Le pitch : Agnes et Nora voient leur père débarquer après de longues années d’absence. Réalisateur de renom, il propose à Nora, comédienne de théâtre, de jouer dans son prochain film, mais celle-ci refuse avec défiance. Il propose alors le rôle à une jeune star hollywoodienne, ravivant des souvenirs de famille douloureux.
Grand Prix controversé au Festival de Cannes 2025, Valeur Sentimentale de Joachim Trier (Back Home, Thelma, Julie (En 12 Chapitres)…) est un drame familial où la réunion de deux sœurs avec un père absent depuis des années cristallise ressentiments et non-dits. Si la mise en scène est proche de la maestria, la promesse de profondeur psychologique se heurte à un récit parfois longuet et attendu. Après un Julie (En 12 chapitres) certes dramatiques mais tout de même plus lumineux, Valeur Sentimentale propose un drame plus grave et pesant, préférant également une structure plus linéaire et classique, agrémentée de quelques souvenirs nébuleux.

Avec ce film, Joachim Trier se penche sur les strates de relations complexes, entre une sœur comédienne rejetant son père cinéaste et une autre plus apaisée qui tente de composer avec une vie domestique ordinaire. L’histoire, classique dans son opposition père égoïste vs fille en mal d’amour, prend toute son ampleur lorsque le cinéaste, refusant le refus de sa fille, décide de modeler une jeune star hollywoodienne à son image. C’est un ressort dramatique intéressant, mais le reste du récit peine à surprendre : les dialogues et les non-dits s’étirent sur deux bonnes heures sans apporter de révélations vraiment inédites sur la psyché des personnages.

Là où Julie (En 12 chapitres) célébrait la vitalité et la complexité de l’individu dans sa quête de sens, Valeur Sentimentale enferme ses personnages dans un héritage familial lourd et répétitif. Pourtant, les deux films se répondent presque comme le jour et la nuit : l’un brille par son audace narrative et sa photographie lumineuse, l’autre par sa mise en scène élégante, mais plus pesante, à l’esthétique plus diaphane.

Car en effet, c’est dans sa mise en scène que Joachim Trier fait preuve d’un talent indéniable. La maison familiale devient le témoin omniprésent et silencieux des traumas transgénérationnels : elle conserve la mémoire des blessures et des moments heureux ou douloureux, et sert de pivot visuel au récit. C’est là que le film gagne son souffle et son envergure, offrant des plans plus parlants que certains mots et qui restent en tête bien au-delà de la salle de cinéma.

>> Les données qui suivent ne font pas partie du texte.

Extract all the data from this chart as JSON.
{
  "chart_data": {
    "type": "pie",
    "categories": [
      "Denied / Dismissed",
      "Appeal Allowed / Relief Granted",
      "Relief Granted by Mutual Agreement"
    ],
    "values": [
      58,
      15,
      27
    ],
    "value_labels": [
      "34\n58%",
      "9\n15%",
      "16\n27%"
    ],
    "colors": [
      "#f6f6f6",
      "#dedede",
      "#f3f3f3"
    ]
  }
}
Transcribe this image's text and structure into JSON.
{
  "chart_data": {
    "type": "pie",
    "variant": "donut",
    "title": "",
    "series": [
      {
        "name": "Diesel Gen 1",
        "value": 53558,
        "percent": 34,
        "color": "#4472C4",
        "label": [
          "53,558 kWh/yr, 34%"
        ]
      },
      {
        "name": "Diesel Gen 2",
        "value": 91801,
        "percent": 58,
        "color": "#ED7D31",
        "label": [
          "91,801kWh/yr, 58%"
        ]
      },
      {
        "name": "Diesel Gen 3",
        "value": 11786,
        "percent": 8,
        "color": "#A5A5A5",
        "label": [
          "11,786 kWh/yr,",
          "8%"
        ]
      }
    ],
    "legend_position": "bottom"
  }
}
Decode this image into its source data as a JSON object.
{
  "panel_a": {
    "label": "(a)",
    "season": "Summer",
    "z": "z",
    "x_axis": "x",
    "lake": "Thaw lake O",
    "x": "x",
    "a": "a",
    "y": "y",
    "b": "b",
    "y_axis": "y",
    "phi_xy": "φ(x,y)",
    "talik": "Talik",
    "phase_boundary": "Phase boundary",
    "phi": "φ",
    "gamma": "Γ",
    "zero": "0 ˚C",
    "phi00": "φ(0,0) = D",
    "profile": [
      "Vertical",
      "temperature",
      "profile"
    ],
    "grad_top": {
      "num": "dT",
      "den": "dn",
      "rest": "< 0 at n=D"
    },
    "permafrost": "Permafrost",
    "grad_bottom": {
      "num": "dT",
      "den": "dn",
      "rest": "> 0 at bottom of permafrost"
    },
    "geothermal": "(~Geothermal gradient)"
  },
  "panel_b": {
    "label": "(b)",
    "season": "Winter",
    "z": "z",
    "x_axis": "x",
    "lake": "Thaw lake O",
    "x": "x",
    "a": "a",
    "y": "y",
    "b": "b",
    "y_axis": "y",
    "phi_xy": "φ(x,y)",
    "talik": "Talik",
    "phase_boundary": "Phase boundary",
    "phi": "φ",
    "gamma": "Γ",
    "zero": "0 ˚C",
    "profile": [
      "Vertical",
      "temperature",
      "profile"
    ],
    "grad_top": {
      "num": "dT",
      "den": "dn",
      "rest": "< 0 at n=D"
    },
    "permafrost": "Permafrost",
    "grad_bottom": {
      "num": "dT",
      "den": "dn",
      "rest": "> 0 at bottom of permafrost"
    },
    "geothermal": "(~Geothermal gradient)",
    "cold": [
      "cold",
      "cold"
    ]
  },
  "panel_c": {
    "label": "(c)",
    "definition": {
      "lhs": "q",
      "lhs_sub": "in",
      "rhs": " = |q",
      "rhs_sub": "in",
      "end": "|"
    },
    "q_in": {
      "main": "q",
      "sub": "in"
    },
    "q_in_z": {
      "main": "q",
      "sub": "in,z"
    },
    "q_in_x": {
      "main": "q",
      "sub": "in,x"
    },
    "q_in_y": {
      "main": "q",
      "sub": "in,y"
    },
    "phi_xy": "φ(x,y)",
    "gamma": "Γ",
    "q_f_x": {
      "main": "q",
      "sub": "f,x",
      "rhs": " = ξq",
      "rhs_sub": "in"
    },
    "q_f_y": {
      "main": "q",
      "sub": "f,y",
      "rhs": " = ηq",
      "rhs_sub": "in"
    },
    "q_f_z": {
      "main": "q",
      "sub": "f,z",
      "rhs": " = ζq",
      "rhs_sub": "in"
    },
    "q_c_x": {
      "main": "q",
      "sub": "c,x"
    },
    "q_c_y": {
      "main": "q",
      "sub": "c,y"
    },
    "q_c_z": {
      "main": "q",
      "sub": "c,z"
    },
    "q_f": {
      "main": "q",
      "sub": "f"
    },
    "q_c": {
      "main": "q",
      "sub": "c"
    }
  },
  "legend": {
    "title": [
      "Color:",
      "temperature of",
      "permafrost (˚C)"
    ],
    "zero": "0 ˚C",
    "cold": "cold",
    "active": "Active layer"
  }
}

Malgré tout, Valeur Sentimentale arrive presque à chasser l’ennui grâce à aux talents esthétiques et techniques du réalisateur, le pendant dramatique du récit peine à émouvoir. Les amateurs de Joachim Trier et les cinéphiles sensibles à la puissance des cadres et à la direction d’acteurs trouveront probablement leur compte, tandis que ceux qui cherchent une dissection psychologique originale devront composer avec une certaine longueur et des effets dramatiques prévisibles.

Au casting : Joachim Trier retrouve Renate Reinsve (Julie (En 12 Chapitres), Présumé Innocent, A Different Man…) dans le rôle principale, livrant une facette diamétralement opposée à son film précédent, face à un Stellan Skarsgård (Dune : Deuxième Partie, Thor: Love and Thunder, Andor…) obsessionnel et froid. À l’affiche également, Elle Fanning (The Great, Un Parfait Inconnu…), Inga Ibsdotter Lilleaas (A Beautiful Life…), Anders Danielsen Lie (Mothers’ Instinct, Personal Shopper…) ou encore Jesper Christensen (Spectre, Melancholia…) dans un ensemble relativement dépouillé.
En conclusion, Valeur Sentimentale séduit par sa mise en scène habitée mais s’enlise dans un drame familial trop balisé. Joachim Trier livre un film élégant, certes, mais qui peine à dépasser la technicité et l’impact implicite de ses images. À tenter.